2 Parcels (3 units) Owner Financing Questions

5 Replies

I am looking to purchase a package of properties in Ohio. The owner is interested in owner financing but has questions about the tax implications for him and how the gains would be handled.


  • 2 parcels
    • 1 single family home (worth approx. 80k) has 60k in equity
    • 1 duplex (worth about 100k) owns free and clear
  • Wants to sell both as a package

Lets say I offer to buy for 170k with following terms:

  • 20 Years at 5%
  • 5k down

What will he pay on capital gains each year? What other details pertain to his tax liability?


His capital gain cannot be determined without first knowing his tax basis in each of the properties.

@Thomas Castelli thanks for the response. So he'd have to establish his tax basis then adjust depending on improvements, etc.?

Single family purchased for 55k, duplex purchased for 53k. For the sake of creating a full situation lets say he's done 10k in improvement for each. So his basis for each:

  • Single Family: 65k
  • Duplex: 63k

@Brandon Sok , In my experience with Seller finance it's best to compare to if they sold it traditionally.  In this scenario where you buy for 170 and his bases is 128, he would pay capital gains on 42K plus any depreciation that he has claimed over the years.  He would pay this gain in one year.  In owner financing, the seller is able to spread this gain over 20 years in your scenario, which is a much lighter tax burden.

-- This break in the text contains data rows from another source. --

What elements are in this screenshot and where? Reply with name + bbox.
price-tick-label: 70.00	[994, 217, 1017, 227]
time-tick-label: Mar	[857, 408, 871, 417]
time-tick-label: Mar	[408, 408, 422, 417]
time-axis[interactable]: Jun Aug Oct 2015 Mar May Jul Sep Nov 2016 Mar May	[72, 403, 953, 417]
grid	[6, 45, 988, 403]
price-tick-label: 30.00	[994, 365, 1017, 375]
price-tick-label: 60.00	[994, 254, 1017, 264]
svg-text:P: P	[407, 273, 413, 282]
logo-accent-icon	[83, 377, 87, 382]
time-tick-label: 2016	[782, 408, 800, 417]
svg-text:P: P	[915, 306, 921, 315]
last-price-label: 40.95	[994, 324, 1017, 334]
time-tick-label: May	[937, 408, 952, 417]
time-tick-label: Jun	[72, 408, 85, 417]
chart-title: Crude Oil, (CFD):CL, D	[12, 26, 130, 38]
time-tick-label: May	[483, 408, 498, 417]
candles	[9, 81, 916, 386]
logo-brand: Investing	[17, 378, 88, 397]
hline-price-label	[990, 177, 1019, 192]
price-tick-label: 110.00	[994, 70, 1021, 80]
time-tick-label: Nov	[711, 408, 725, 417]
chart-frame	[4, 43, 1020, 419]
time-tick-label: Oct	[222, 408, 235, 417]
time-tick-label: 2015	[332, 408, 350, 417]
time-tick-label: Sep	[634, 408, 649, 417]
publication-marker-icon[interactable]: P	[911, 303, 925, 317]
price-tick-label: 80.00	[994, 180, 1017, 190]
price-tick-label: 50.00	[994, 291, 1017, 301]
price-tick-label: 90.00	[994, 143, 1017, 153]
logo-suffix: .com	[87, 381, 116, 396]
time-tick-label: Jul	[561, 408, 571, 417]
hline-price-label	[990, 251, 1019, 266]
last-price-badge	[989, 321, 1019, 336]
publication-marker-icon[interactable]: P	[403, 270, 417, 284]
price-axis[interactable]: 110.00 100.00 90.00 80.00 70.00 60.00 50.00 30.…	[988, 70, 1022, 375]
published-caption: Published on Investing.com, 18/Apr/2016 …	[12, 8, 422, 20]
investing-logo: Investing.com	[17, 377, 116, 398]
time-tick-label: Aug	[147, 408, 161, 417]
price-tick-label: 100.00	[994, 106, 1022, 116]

Hope that helps, Good luck!

@Brandon Sok

I have done a few land contract deals (owner financing). As mentioned before, you are only liable for taxes on the difference between the cost basis and current value. So if you bought it for 100k put 20k into it, and sold it for 150k, only that 30k is a taxable capital gain, plus any depreciation that was claimed will be recaptured with the sale. They will determine the % of difference and that is the taxable amount based on the proceeds of the sale.

Furthermore, any interest you pay to the seller is a tax deduction for you, just like any mortgage interest from the bank. Also, the interest gained annually from the "mortgage" is taxed like any other capital gain for the seller.

However, if you have no balloon payment, and you have a 20 year amortization schedule, it will spread out the capital gains to potentially reduce the tax burden, depending on the sellers financial situation. Also he will make extra income from the interest each year, so that may be a selling point for you to give them. 

I am not a CPA, but I have bought and sold on land contracts in Ohio. If the situation works out for both parties, it can be a great tool to utilize. 

@Joseph Cornwell & @Tyler Wehrung Thank you for taking the time to respond. Both posts are very helpful. I have a much better understanding now.

Are either of you aware of the the implications of the new tax laws? Do anything change?